Medicines manufacturing innovation facility to be established in Scotland

A new £56 million medicines manufacturing innovation facility is to be established in Renfrewshire, Scotland, and will help to strengthen innovation in the UK pharmaceutical industry.

The Medicines Manufacturing Innovation Centre (MMIC) will be led by the Centre for Process Innovation (CPI) in partnership with the University of Strathclyde, the Medicines Manufacturing Industry Partnership (MMIP), and founding industry partners, AstraZeneca and GSK.

Through this new centre, the UK will be afforded the opportunity to be a technology and innovation leader in small molecule pharmaceutical and fine chemical manufacturing, as such both these sectors will be boosted, competitively.

Using collaborative innovation and new facilities, the centre will be employed to develop efficient and effective technologies. Additionally, as the building will be flexible and adaptable, it will be available for use by industry, academia, healthcare providers and regulators to work collaboratively to address challenges along the medicines supply chain.

Those in the medicines manufacturing community in the UK will be supported through in-house industrial and academic experts, thought leadership and a support structure to help small and medium sized enterprises and start-ups innovate and grow.

By enhancing the relationship between those performing research and those manufacturing the drugs, it is expected that the process risk involved in adopting disruptive technologies will be reduced and the translation of the country’s strong research base into new industrial approaches of the future will be accelerated.

The centre aims to become an international beacon for innovation in small molecule medicines manufacturing, and will incorporate capabilities for development and manufacturing of drug substances and drug products in a GMP-capable environment. This will aid the materials quantities used in process development to be minimised, and timelines to be accelerated to achieve just-in-time, right-first-time and real-time-release manufacturing principles. Users will be able to evaluate, test and prototype processes using an array of advanced Industry 4.0 manufacturing technologies including continuous, digital and autonomous manufacturing.

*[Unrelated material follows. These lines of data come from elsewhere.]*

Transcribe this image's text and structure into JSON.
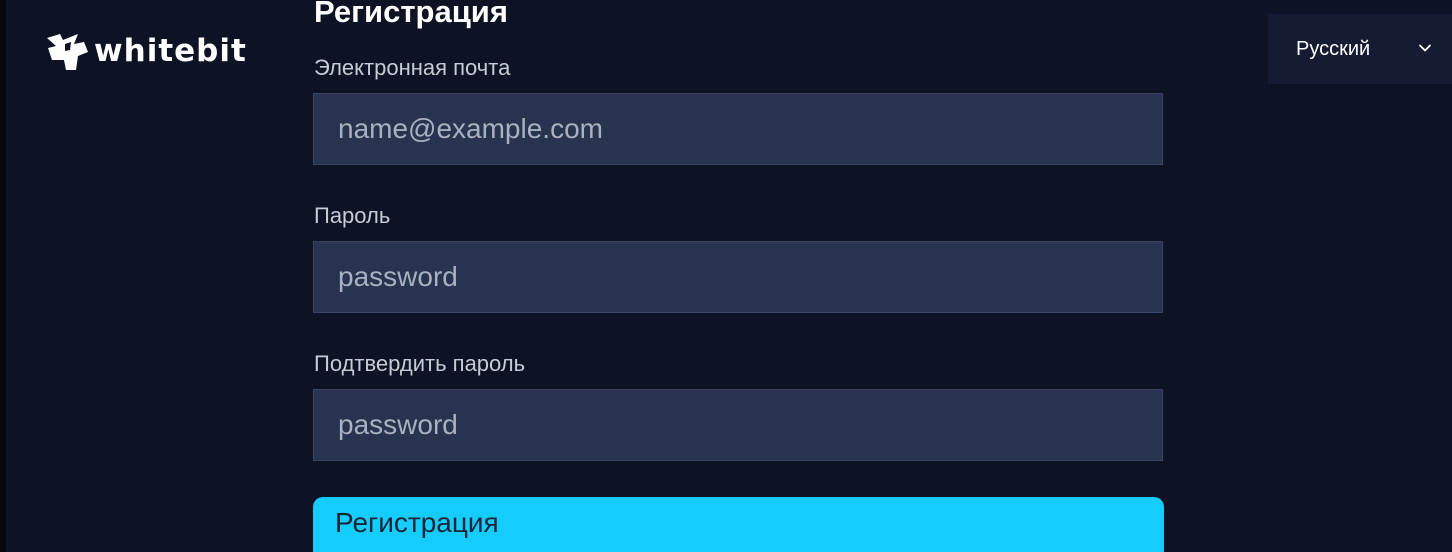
{
  "brand": {
    "name": "whitebit",
    "logo_icon": "whitebit-bull-logo-icon"
  },
  "language": {
    "selected": "Русский",
    "chevron_icon": "chevron-down-icon"
  },
  "form": {
    "title": "Регистрация",
    "email": {
      "label": "Электронная почта",
      "value": "",
      "placeholder": "name@example.com"
    },
    "password": {
      "label": "Пароль",
      "value": "",
      "placeholder": "password"
    },
    "confirm_password": {
      "label": "Подтвердить пароль",
      "value": "",
      "placeholder": "password"
    },
    "submit_label": "Регистрация"
  },
  "colors": {
    "background": "#0d1324",
    "input_background": "#283350",
    "accent": "#14cdfc",
    "language_background": "#141b33"
  }
}
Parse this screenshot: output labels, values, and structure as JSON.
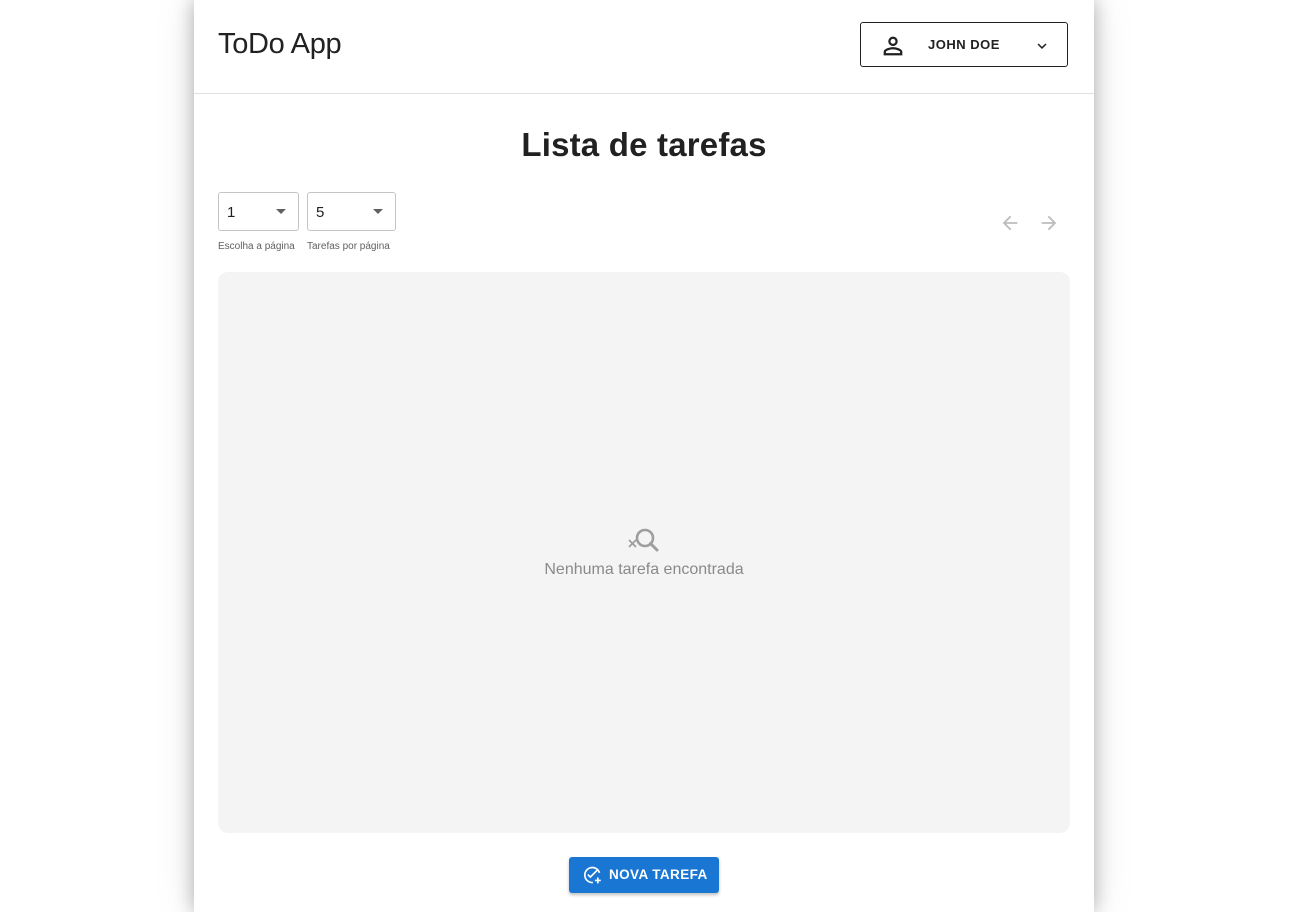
{
  "header": {
    "app_title": "ToDo App",
    "user": {
      "name": "JOHN DOE",
      "icon": "person-outline-icon",
      "dropdown_icon": "chevron-down-icon"
    }
  },
  "main": {
    "title": "Lista de tarefas",
    "page_select": {
      "value": "1",
      "helper": "Escolha a página"
    },
    "per_page_select": {
      "value": "5",
      "helper": "Tarefas por página"
    },
    "pagination": {
      "prev_icon": "arrow-left-icon",
      "next_icon": "arrow-right-icon"
    },
    "empty_state": {
      "icon": "search-off-icon",
      "message": "Nenhuma tarefa encontrada"
    },
    "new_task_button": {
      "label": "NOVA TAREFA",
      "icon": "add-task-icon"
    }
  },
  "colors": {
    "primary": "#1976d2",
    "panel_bg": "#f4f4f4",
    "muted_text": "#8a8a8a",
    "disabled_icon": "#bdbdbd"
  }
}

This project is anticipated to take three years and is set to start in the summer this year (2018). It could create up to 80 high value jobs by 2023 and attract £80.5 million of R&D investment by 2028. A further 90 jobs will be created or retained during design and construction. Indirect employment will be generated through start-ups, SMEs and large companies that will grow their businesses using the transformative manufacturing technologies developed within the MMIC.

The new manufacturing centre is funded by several sources including UK Research and Innovation (£13 million through the UK Industrial Strategy Challenge Fund), Scottish Enterprise (£15 million) and founding industry partners GlaxoSmithKline (up to £7 million) and AstraZeneca (up to £7 million). The remaining funds will come from revenue to be attracted from funding bids and commercial projects.

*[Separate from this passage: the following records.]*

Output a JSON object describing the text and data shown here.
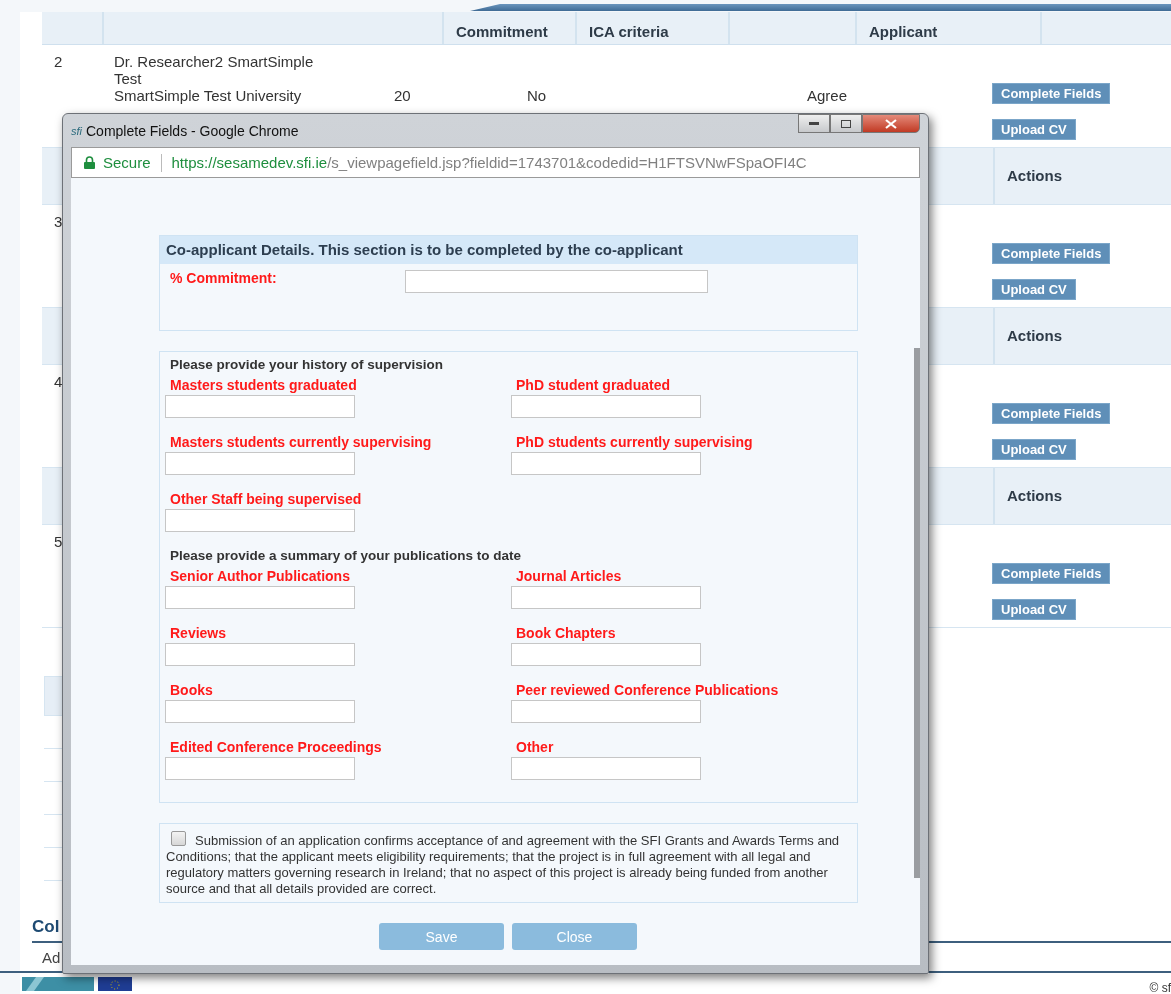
{
  "table": {
    "header": {
      "column_3": "Commitment",
      "column_4": "ICA criteria",
      "column_6": "Applicant"
    },
    "rows": [
      {
        "number": "2",
        "details": [
          "Dr. Researcher2 SmartSimple Test",
          "SmartSimple Test University"
        ],
        "commitment": "20",
        "criteria": "No",
        "applicant": "Agree",
        "actions": [
          "Complete Fields",
          "Upload CV"
        ]
      },
      {
        "subheader": "Actions",
        "number": "3",
        "actions": [
          "Complete Fields",
          "Upload CV"
        ]
      },
      {
        "subheader": "Actions",
        "number": "4",
        "actions": [
          "Complete Fields",
          "Upload CV"
        ]
      },
      {
        "subheader": "Actions",
        "number": "5",
        "actions": [
          "Complete Fields",
          "Upload CV"
        ]
      }
    ]
  },
  "section_heading": "Col",
  "section_tab": "Ad",
  "footer": {
    "copyright": "© sf"
  },
  "popup": {
    "title": "Complete Fields - Google Chrome",
    "app_icon_text": "sfi",
    "secure": "Secure",
    "url_host": "https://sesamedev.sfi.ie",
    "url_path": "/s_viewpagefield.jsp?fieldid=1743701&codedid=H1FTSVNwFSpaOFI4C",
    "form_title": "Co-applicant Details. This section is to be completed by the co-applicant",
    "commitment_label": "% Commitment:",
    "rows": [
      {
        "kind": "heading",
        "text": "Please provide your history of supervision"
      },
      {
        "kind": "fields",
        "labels": [
          "Masters students graduated",
          "PhD student graduated"
        ]
      },
      {
        "kind": "fields",
        "labels": [
          "Masters students currently supervising",
          "PhD students currently supervising"
        ]
      },
      {
        "kind": "fields",
        "labels": [
          "Other Staff being supervised"
        ]
      },
      {
        "kind": "heading",
        "text": "Please provide a summary of your publications to date"
      },
      {
        "kind": "fields",
        "labels": [
          "Senior Author Publications",
          "Journal Articles"
        ]
      },
      {
        "kind": "fields",
        "labels": [
          "Reviews",
          "Book Chapters"
        ]
      },
      {
        "kind": "fields",
        "labels": [
          "Books",
          "Peer reviewed Conference Publications"
        ]
      },
      {
        "kind": "fields",
        "labels": [
          "Edited Conference Proceedings",
          "Other"
        ]
      }
    ],
    "agreement": {
      "checked": false,
      "text": "Submission of an application confirms acceptance of and agreement with the SFI Grants and Awards Terms and Conditions; that the applicant meets eligibility requirements; that the project is in full agreement with all legal and regulatory matters governing research in Ireland; that no aspect of this project is already being funded from another source and that all details provided are correct."
    },
    "buttons": [
      "Save",
      "Close"
    ]
  }
}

“The Medicines Manufacturing Innovation Centre will enhance the UK’s existing competitive advantage by deepening the skills base and strengthening the rationale for companies to invest in new, highly productive medicines manufacturing,” said Nigel Perry MBE FREng, chief executive officer at CPI. “CPI is delighted to be working alongside the University of Strathclyde, Innovate UK, Scottish Government and our industry partners to deliver this globally unique centre that will prepare the pharmaceutical supply chain for vital, next generation medicines and further extend CPI’s healthcare capabilities.”

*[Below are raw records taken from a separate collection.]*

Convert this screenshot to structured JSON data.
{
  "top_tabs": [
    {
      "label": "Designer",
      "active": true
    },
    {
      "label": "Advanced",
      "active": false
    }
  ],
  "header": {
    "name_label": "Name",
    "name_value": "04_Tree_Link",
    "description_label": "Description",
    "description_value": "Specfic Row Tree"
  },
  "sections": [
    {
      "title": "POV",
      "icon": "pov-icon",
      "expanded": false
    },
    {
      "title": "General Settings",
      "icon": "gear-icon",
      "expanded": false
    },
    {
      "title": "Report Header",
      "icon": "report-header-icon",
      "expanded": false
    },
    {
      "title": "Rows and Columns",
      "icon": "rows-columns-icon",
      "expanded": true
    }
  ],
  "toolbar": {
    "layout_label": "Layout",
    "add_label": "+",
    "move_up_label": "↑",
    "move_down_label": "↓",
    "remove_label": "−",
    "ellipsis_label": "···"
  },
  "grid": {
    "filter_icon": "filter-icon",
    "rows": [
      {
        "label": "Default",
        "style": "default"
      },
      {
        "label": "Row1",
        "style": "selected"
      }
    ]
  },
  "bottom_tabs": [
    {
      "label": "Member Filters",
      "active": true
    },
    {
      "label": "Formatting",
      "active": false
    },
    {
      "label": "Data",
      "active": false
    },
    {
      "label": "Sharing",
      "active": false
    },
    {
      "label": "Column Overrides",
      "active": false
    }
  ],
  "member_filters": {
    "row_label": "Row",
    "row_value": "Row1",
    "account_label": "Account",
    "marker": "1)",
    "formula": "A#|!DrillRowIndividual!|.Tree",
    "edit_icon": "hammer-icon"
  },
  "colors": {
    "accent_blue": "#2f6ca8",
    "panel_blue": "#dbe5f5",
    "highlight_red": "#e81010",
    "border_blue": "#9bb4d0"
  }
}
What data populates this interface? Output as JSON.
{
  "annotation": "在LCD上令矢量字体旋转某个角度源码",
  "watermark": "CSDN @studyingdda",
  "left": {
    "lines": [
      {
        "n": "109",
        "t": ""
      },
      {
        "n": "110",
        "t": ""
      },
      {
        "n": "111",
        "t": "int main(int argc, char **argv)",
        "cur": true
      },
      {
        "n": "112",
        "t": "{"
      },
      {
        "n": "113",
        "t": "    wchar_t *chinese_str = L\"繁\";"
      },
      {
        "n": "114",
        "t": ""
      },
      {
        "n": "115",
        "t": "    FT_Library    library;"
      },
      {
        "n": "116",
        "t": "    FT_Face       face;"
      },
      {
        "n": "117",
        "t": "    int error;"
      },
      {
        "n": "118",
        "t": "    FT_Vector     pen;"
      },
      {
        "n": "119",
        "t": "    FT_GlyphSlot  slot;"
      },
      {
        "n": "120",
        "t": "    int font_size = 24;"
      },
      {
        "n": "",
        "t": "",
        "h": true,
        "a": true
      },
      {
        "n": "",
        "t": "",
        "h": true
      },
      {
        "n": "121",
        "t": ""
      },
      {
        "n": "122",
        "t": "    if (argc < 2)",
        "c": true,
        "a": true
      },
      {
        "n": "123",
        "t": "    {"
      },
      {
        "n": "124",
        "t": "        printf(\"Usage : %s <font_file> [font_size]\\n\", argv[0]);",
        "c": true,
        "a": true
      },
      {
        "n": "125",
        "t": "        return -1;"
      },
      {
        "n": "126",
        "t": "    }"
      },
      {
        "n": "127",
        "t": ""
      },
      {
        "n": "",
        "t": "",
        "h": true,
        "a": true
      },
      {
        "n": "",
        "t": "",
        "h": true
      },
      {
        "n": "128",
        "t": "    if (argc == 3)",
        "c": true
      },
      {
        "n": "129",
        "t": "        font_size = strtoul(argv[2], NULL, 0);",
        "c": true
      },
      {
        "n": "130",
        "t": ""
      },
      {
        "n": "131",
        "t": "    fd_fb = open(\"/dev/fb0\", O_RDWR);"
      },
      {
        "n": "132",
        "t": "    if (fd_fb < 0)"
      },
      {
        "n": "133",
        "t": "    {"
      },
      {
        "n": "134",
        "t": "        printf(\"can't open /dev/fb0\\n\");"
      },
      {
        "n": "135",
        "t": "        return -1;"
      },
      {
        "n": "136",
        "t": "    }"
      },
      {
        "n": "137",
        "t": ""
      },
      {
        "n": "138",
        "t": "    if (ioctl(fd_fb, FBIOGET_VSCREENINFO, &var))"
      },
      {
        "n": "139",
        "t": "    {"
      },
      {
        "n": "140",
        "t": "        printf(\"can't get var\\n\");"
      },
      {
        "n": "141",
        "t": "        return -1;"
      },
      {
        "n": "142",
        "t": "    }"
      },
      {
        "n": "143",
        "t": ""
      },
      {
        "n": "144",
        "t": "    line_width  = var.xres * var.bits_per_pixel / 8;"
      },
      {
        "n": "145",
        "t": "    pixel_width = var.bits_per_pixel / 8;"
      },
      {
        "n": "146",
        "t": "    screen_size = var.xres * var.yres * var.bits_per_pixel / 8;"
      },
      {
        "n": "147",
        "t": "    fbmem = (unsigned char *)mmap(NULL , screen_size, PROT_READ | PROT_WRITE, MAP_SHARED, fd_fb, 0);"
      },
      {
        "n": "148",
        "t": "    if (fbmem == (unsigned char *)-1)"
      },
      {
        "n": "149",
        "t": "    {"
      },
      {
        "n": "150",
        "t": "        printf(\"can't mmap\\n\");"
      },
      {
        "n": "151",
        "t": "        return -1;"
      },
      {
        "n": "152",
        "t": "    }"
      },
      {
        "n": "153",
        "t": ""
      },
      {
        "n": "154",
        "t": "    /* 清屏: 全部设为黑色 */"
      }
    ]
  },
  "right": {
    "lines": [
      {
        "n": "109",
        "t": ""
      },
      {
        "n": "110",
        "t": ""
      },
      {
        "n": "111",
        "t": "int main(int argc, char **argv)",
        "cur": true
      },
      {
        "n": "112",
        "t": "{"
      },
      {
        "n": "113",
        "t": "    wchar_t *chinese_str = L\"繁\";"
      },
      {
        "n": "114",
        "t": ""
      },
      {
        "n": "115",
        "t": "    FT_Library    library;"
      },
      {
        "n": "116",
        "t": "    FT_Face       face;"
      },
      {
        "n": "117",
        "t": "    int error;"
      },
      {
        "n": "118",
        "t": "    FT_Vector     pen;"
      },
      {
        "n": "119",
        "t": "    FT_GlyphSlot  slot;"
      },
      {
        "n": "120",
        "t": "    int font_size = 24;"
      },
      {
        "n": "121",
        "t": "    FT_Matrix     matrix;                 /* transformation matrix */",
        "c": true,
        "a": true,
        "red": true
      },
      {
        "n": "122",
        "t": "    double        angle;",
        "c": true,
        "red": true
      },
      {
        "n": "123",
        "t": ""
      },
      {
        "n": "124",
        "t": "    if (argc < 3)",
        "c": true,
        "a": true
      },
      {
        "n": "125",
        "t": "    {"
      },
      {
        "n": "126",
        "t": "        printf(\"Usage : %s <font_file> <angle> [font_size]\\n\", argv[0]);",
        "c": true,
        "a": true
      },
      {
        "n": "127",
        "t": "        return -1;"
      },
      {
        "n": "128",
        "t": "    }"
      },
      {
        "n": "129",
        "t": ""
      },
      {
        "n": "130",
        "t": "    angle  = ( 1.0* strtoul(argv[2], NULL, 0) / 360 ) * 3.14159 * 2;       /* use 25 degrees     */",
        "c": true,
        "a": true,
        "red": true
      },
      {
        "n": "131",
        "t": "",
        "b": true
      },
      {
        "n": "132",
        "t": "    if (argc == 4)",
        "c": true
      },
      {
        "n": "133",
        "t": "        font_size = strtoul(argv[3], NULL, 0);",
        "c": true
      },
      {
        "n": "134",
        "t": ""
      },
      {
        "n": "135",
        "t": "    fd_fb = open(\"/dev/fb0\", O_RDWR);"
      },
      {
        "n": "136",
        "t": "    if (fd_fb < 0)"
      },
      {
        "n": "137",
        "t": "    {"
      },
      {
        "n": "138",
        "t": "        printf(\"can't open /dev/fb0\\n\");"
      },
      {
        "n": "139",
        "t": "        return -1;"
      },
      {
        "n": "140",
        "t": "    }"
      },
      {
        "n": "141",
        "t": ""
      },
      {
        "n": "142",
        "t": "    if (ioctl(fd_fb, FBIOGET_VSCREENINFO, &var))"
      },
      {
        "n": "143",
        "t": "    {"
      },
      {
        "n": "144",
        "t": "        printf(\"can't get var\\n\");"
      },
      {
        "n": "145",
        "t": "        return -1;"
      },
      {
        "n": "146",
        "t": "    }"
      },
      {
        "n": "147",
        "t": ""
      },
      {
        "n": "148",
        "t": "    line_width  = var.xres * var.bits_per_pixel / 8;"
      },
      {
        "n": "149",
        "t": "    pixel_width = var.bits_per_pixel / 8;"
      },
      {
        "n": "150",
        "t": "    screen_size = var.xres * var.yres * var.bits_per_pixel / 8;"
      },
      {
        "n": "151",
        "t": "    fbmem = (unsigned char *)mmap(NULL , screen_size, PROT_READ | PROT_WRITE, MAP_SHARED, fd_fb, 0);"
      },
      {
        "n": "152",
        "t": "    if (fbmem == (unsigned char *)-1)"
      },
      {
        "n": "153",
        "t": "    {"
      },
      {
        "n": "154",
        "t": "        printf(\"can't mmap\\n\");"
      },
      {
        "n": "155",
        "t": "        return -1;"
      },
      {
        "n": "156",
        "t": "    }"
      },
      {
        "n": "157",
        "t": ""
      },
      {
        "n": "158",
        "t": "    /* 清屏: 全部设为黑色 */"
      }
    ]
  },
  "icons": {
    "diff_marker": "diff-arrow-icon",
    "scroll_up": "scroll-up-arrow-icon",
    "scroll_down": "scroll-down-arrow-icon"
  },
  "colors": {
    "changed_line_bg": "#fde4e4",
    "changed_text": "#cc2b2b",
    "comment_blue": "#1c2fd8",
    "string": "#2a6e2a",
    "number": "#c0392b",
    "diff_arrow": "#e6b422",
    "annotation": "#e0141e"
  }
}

Mike Thompson, CEO of the Association of British Pharmaceutical Industry (ABPI), commented: “This is a strong signal of intent from government and the pharmaceutical industry that they are ready to get behind the UK as a global leader in medicines manufacturing. Medicines manufacturing is no longer the siloed, labour intensive process of yesteryear. This cutting-edge centre instead provides a unique space for academics, research scientists and manufacturing partners to work side by side designing new ways to transition the medicines of the future out of development and in to the supply chain. Global pharmaceutical companies are already excited about UK science, our world leading Universities and unique research centres and this facility means we now have a manufacturing innovation site to rival anything in the world.”

Steve Bates, CEO of the Bioindustry Association (BIA), added: “Improving productivity in drug development is vital to economic innovation for our sector. Enabling that to happen in the UK gives us competitive advantage and is a good example of joined up industrial strategy in action.”